We passed about five months in there, though the time has moved so quickly I can scarcely believe I’ve spent almost as much time here as I did in the Cage as a girl. In that I sympathise with Yeliseva’s position. Humans do not often take an interest in our kind - back in the Cage, maybe they would toss me a morsel of lamb if I pouted - but since they are giants and seem to have some wits about them, it is far harder to escape a cage of their design. It has been frustrating for her, at times to great distress, but it has made her sharper, ground her down into a fine and piercing point. That thing in her eyes pushes closer to the surface with every passing day.

     The cat below us tells me the noises humans make are actually a language, and they understand it somewhat, when the tones are consistent. They say Yelisa and I are considered ‘problem’ cats. I found myself laughing aloud at this. Oh, listener, I rather missed my power in these places, if you would believe it. Never doubt your Lady of Ruin, she can move even the giants.

     “I’m mighty glad I never met you out there,” says our linguistic expert, Forsyth. I find myself liking them. They know their truth well and hold it for all to see.

     It was through my talks with Forsyth that I began to learn more of the purpose of this place. A prison having a purpose is a novel thought unto itself, don’t you think? We are so quick to assume it is the natural force that arises between the strong and the frail, but here’s some food for thought: truth, too, is something that must be apprehended. They keep Yelisa and I here to study our rot. Hers, that is, and my lack thereof. I suspect they would love to meet you in Ruin.

     “Yeah, I got it,” Forsyth tells me one day, when Yeliseva has been carried away for treatment that comes far too infrequently. “The light kind. Doesn’t show, though.”

     “So, it’s hidden?” I ask him thoughtfully.

     “Wouldn’t’ve even known if I hadn’t heard ‘em yabbering about it. Maybe it’s the earliest stage. When she was young, my little girl Yesta told me the light rot was like a big star in the back of her head, one that just kept getting bigger and bigger and swallowing up all her thoughts. Guess I just got a bad star.”

     “A bad one, you say? Even with no symptoms?”

     “I reckon so.” I hear them slowly drag a claw across the steel bars. “If I were a normal case they might’ve let me go by now.”

     So I smile a little and ask them why they wait on the mercy of some tall animals instead of using their own strength to manifest an exodus. They scoff in kind and ask me what I think any of us can do.

     “Well, you eclipsed the star in your head, didn’t you?”

     The conversation ended there. I think we’re both onto something, myself.

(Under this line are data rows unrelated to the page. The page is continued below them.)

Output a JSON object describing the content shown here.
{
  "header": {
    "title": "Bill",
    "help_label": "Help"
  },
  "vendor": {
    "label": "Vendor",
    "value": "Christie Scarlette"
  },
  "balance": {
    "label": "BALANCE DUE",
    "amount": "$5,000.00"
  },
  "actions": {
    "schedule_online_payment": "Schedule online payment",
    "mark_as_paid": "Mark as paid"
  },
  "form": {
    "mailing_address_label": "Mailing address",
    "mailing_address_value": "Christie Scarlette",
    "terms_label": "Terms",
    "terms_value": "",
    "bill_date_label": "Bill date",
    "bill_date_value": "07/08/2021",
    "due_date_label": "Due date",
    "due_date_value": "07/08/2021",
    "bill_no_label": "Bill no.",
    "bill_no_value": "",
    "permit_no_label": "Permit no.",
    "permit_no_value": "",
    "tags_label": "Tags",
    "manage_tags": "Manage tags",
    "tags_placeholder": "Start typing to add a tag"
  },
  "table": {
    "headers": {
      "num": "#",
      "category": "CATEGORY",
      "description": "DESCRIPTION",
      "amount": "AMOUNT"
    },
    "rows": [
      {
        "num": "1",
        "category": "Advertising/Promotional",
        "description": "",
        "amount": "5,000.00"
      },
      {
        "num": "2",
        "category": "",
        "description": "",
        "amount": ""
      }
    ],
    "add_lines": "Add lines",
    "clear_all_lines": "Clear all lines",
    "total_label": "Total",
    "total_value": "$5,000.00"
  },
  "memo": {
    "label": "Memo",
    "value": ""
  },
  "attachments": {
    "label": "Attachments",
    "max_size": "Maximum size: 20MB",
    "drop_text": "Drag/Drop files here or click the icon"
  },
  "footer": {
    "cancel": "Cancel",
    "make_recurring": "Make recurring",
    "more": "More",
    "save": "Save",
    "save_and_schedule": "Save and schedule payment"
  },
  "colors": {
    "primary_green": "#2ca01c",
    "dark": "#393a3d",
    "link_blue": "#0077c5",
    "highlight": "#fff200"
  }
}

     Forsyth has been here for two years. Maybe the humans have bold intentions, seek strength as we do, but far be it from me to let them do all the work. Yeliseva’s advancing sickness takes great toll on her, but she is watching and waiting all the same, quite alike a cornered predator in this sorry state, but chartering her escape all the same. Good. I will wield her for a time, and we shall hope together that she breaks through to the light of truth.

     There are not many cats who see things as we do, but they are here. There are always snakes in the grass, listener, and despite our incarceration this is a place of great power, now, because we are learning secrets about ourselves apace with man. So I will continue to speak. I will rattle the bars with my words and watch as they drift unerring through the walls. I wonder if they will hear me. Do you hear me, listener?

     When will you stop listening and show me your strength?